In Brief

How much would a carbon charge add to flight ticket prices?

Ministers considering adding a levy to airline tickets to tackle emissions

Air passengers could have a carbon charge added to the price of tickets automatically under new government plans.

In a bid to cut greenhouse gas emissions, ministers are considering measures that would ask all airlines to introduce carbon offsetting payments at the point of ticket sale.

Passengers could choose to pay more for tickets, with the extra used to offset greenhouse gas emissions. Or the payments could work on an “opt-out” system, which similar measures also be applied to trains, buses and ferries.

The Times calculates that a flight between London and New York could increase by just under £30, falling to £15 when travelling with the most fuel-efficient airlines. A journey between London and Madrid could rise by an estimated £5.

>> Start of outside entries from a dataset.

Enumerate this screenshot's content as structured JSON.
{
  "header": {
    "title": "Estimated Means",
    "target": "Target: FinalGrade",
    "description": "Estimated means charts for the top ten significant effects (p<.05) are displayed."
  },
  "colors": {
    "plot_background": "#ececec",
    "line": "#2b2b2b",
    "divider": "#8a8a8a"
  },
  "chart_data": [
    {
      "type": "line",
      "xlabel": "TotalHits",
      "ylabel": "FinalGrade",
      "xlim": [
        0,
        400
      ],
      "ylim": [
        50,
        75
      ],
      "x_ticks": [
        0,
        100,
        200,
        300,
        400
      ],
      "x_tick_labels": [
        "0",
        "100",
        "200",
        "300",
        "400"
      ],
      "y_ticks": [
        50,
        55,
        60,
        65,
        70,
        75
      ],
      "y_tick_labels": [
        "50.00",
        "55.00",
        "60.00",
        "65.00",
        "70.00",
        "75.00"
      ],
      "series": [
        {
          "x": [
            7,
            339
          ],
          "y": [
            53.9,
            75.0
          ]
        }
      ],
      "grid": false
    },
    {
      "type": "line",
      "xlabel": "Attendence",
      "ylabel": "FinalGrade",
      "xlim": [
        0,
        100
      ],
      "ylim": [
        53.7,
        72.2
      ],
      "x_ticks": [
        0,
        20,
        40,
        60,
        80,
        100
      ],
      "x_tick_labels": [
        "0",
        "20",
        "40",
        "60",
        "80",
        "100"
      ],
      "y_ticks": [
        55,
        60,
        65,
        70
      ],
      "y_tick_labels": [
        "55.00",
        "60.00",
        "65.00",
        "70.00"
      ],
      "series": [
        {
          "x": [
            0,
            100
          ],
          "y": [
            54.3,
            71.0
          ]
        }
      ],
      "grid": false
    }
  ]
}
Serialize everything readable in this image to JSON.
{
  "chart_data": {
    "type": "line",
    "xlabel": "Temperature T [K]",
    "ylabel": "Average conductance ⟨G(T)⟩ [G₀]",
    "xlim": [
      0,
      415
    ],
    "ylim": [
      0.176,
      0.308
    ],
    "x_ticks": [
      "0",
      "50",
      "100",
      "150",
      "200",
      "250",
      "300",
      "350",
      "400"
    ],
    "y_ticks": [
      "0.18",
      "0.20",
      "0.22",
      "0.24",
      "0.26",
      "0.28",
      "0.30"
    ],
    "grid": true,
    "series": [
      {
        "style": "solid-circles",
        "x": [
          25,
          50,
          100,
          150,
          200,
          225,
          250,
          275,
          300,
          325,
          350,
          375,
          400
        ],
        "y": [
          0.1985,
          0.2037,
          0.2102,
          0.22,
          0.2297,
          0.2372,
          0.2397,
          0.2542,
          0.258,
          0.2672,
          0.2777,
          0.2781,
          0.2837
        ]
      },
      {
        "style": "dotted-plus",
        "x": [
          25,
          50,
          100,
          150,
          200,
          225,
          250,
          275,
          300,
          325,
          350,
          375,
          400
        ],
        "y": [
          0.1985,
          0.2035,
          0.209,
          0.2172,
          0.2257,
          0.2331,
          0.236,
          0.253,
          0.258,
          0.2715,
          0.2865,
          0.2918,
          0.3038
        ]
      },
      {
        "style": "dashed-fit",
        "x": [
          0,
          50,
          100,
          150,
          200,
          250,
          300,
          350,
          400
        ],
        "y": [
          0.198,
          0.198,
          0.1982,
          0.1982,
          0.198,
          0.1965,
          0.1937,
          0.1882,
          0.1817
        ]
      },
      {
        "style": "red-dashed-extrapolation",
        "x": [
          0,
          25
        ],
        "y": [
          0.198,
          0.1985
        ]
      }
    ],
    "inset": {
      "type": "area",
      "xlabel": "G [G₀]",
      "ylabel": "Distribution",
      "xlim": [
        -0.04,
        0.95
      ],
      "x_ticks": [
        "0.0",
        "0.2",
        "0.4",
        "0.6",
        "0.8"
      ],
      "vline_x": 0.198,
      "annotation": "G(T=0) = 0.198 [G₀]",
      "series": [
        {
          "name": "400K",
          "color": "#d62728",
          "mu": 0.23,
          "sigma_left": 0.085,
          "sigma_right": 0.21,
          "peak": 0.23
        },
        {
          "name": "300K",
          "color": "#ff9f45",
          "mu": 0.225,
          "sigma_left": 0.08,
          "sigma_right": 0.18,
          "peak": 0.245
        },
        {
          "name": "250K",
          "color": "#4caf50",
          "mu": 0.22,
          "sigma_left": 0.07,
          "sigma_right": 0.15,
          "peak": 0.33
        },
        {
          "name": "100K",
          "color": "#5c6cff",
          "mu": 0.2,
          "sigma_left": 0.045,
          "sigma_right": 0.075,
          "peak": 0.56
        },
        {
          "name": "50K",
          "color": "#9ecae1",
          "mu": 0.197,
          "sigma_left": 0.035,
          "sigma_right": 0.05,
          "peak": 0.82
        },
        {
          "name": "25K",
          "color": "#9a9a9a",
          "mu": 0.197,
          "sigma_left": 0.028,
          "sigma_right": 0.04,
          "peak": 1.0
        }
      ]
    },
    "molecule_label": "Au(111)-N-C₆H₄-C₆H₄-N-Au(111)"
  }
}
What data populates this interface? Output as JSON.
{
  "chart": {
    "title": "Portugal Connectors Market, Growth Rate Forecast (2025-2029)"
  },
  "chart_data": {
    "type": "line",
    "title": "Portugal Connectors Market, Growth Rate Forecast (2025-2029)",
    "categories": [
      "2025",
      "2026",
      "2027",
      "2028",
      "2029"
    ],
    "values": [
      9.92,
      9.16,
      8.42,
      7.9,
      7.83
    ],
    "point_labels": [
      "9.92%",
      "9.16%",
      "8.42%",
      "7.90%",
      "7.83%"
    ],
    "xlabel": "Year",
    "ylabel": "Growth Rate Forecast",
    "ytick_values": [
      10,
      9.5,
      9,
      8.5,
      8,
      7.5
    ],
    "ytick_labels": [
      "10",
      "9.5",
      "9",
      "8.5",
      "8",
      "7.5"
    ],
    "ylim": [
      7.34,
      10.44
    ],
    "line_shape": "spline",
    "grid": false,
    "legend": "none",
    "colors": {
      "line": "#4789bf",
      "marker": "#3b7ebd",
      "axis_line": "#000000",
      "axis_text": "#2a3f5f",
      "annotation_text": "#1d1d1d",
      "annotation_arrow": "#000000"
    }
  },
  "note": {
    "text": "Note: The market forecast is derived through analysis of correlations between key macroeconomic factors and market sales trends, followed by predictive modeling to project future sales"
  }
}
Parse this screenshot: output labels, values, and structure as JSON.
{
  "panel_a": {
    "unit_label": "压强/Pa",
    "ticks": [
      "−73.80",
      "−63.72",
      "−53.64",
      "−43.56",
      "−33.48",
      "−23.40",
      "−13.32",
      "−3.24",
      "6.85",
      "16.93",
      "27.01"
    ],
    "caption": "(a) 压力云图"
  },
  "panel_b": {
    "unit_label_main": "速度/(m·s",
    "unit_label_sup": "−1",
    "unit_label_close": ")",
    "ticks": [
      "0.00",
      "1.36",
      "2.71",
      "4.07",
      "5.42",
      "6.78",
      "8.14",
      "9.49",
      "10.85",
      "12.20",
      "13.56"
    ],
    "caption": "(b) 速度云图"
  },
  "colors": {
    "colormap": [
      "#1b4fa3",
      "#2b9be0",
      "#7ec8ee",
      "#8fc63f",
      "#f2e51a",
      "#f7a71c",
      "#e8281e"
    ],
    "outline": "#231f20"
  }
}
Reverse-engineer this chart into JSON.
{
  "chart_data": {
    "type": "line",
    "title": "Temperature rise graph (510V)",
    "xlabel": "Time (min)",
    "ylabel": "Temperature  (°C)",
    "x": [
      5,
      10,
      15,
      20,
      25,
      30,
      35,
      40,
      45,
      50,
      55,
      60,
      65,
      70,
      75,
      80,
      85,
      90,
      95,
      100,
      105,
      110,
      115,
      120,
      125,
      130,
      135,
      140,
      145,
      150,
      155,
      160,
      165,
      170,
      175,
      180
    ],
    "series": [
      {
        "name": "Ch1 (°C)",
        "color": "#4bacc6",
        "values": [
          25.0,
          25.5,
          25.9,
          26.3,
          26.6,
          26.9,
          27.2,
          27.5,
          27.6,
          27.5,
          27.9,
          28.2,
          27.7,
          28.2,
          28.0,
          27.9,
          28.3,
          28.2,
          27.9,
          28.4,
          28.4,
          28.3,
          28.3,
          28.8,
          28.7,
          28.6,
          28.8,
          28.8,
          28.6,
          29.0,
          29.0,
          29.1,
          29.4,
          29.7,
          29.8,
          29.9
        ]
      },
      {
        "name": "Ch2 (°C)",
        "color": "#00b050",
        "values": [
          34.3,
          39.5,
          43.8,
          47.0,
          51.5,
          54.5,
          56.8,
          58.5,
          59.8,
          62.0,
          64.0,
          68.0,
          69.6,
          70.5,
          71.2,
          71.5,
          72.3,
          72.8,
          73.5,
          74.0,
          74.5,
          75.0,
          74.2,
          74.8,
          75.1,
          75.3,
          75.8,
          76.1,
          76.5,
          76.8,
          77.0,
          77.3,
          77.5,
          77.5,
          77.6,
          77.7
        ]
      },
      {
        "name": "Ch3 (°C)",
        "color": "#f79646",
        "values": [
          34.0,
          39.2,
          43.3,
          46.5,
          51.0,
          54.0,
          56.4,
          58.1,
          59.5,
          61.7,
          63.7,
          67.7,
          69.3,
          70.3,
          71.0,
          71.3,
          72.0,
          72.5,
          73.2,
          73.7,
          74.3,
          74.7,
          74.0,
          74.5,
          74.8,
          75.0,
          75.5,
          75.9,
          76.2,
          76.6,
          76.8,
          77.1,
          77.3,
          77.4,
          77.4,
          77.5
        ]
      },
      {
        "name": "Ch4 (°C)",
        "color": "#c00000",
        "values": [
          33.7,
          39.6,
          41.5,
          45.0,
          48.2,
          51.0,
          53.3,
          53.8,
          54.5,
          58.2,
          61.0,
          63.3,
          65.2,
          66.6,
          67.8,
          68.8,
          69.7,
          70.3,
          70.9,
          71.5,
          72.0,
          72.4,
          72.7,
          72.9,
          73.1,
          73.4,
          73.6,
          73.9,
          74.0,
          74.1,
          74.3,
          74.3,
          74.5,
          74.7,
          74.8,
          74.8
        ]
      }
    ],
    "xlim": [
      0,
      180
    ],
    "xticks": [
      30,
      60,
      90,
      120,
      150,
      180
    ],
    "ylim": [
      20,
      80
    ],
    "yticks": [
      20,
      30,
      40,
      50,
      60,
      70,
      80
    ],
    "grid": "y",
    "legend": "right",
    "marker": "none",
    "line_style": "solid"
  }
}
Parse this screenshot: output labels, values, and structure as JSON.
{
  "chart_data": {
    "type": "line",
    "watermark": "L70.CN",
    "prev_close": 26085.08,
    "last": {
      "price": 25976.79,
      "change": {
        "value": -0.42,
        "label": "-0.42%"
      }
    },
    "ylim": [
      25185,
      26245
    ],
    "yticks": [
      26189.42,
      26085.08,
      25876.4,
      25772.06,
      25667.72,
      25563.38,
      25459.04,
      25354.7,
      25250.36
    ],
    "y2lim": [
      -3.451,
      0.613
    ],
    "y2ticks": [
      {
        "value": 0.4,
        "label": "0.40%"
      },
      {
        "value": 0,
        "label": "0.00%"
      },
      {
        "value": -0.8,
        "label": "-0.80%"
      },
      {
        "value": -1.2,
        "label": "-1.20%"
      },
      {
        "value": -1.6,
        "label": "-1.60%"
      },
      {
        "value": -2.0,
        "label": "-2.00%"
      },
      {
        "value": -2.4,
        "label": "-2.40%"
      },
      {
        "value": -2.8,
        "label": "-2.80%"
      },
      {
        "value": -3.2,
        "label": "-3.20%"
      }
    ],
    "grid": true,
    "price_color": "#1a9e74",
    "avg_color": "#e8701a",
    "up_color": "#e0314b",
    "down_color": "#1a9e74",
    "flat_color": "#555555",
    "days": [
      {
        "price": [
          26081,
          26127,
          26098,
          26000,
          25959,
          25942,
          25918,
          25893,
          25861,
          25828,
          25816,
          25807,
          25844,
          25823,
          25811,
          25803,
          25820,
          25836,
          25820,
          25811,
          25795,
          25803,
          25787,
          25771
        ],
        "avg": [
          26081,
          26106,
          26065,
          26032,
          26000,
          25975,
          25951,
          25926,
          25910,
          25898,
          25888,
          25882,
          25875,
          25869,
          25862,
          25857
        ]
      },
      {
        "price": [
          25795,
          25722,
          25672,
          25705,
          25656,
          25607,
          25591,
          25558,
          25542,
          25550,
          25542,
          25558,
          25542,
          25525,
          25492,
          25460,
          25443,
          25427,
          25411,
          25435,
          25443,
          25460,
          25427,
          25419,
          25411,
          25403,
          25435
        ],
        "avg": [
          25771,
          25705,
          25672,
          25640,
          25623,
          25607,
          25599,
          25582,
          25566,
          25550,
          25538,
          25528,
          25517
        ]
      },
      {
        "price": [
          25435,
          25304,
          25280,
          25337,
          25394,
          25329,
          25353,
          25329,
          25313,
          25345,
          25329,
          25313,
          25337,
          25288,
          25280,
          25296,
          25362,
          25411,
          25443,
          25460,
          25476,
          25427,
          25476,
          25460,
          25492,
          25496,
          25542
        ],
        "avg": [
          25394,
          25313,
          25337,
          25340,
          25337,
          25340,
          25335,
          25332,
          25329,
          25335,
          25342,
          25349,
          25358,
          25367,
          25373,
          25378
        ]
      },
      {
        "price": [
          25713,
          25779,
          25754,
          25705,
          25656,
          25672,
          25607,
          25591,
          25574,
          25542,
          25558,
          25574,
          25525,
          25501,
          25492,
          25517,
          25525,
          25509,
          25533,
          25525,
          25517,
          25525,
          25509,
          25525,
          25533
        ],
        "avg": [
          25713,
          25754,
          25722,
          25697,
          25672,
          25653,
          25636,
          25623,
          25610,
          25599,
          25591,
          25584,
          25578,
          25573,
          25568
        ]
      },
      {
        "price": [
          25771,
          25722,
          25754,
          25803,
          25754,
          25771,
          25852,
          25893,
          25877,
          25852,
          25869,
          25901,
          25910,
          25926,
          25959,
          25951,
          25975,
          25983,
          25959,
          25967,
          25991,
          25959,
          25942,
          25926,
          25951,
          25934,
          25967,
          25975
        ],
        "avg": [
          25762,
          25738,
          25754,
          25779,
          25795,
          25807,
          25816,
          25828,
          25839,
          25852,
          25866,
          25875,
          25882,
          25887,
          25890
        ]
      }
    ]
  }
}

The Guardian says ministers hope the new plans will “raise awareness about the effects of public transport on the environment” but the Daily Mail points out that the plan could be unpopular, as it comes as “Air Passenger Duty - which is paid by all passengers flying out of the UK, continues to rise - with rates set to increase again from April next year”.

The government said it was hoped that the carbon charge move would “drive consumer choices towards less polluting journey options”. A public “call for evidence” runs until the end of September.

Transport accounted for about a third of Britain’s CO2 emissions in 2018. However, a recent study found that only half of airlines give passengers the opportunity to offset CO2.

Transport Secretary Chris Grayling said: “An offsetting scheme could help inform travellers about how much carbon their journey produces and provide the opportunity to fund schemes, like tree planting, to compensate for those emissions.”

Tim Aldersdale, chief executive of Airlines UK, said: “UK airlines are committed to decarbonising aviation and are working with government to continue progress through the introduction of new greener technologies, including more efficient aircraft and engines, sustainable aviation fuels and vital airspace modernisation.”